7. Klik op Sluiten als u in Windows XP/2000 installeert. Het
eigenschappenvenster wordt automatisch gesloten als u in
NT 4.0 installeert.
Opmerking:
Controleer de volgende items als de printer wordt gedeeld.
U moet EPSON Status Monitor 3 instellen zodat de gedeelde
printer kan worden gecontroleerd op de afdrukserver. Zie
"Controlevoorkeuren instellen" op pagina 104 voor meer
informatie.
Stel de beveiliging in voor de gedeelde printer (toegangsrecht
voor clients). Clients zonder rechten kunnen de gedeelde printer
niet gebruiken. Zie de Help van Windows voor meer informatie.

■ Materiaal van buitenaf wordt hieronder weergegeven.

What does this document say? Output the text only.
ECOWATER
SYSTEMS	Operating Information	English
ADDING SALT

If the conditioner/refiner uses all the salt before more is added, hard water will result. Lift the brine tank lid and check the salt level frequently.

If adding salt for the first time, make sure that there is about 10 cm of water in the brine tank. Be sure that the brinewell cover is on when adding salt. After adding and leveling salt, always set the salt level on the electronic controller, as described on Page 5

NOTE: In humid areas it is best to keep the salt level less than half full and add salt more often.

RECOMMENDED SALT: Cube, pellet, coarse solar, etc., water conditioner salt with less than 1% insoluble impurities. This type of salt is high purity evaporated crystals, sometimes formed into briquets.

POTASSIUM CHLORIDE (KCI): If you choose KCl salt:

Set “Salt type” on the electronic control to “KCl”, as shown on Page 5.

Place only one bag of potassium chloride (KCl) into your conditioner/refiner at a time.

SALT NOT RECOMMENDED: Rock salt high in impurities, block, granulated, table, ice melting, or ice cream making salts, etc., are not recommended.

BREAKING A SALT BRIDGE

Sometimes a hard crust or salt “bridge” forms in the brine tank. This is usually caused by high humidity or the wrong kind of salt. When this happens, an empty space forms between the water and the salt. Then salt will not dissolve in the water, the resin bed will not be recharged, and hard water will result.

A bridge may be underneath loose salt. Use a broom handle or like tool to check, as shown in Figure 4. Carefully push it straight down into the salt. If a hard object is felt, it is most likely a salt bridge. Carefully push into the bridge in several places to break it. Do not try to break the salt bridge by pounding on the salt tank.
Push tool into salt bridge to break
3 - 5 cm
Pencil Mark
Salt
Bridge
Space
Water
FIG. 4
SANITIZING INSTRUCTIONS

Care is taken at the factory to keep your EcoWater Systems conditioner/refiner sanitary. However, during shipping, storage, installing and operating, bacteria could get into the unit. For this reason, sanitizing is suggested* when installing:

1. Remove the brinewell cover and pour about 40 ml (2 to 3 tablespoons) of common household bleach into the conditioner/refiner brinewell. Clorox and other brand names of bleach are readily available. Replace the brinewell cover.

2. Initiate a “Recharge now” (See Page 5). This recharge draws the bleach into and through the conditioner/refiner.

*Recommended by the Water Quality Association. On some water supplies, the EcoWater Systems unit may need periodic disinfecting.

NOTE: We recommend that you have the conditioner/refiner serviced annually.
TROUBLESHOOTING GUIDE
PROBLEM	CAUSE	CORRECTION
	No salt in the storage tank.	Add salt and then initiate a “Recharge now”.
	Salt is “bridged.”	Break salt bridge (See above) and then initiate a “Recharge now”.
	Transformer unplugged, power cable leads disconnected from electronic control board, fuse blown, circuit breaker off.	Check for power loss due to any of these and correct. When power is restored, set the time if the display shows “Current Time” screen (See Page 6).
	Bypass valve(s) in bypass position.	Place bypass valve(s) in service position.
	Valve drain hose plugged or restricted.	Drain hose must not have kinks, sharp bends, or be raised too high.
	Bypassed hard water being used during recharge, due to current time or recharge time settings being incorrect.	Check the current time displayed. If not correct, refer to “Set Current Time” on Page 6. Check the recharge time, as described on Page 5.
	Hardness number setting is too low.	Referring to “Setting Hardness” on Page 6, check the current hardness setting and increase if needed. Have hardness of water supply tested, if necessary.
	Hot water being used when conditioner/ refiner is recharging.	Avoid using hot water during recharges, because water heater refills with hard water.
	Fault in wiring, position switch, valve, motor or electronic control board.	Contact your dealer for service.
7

U moet de clientcomputers instellen zodat ze de printer in een
netwerk kunnen gebruiken. Zie de volgende pagina's voor meer
informatie:
"Windows Me/98/95" op pagina 167
"Windows XP/2000" op pagina 169
"Windows NT 4.0" op pagina 173
Instellen voor clients
In dit gedeelte wordt beschreven hoe u de printerdriver kunt
installeren door toegang te krijgen tot de gedeelde printer in het
netwerk.
Opmerking:
U moet de afdrukserver instellen als u de printer in een
Windows-netwerk wilt delen. Zie "De printer als een gedeelde
printer configureren" op pagina 158 (Windows Me/98/95)
of "Extra driver gebruiken" op pagina 160
(Windows XP/2000/NT 4.0) voor meer informatie.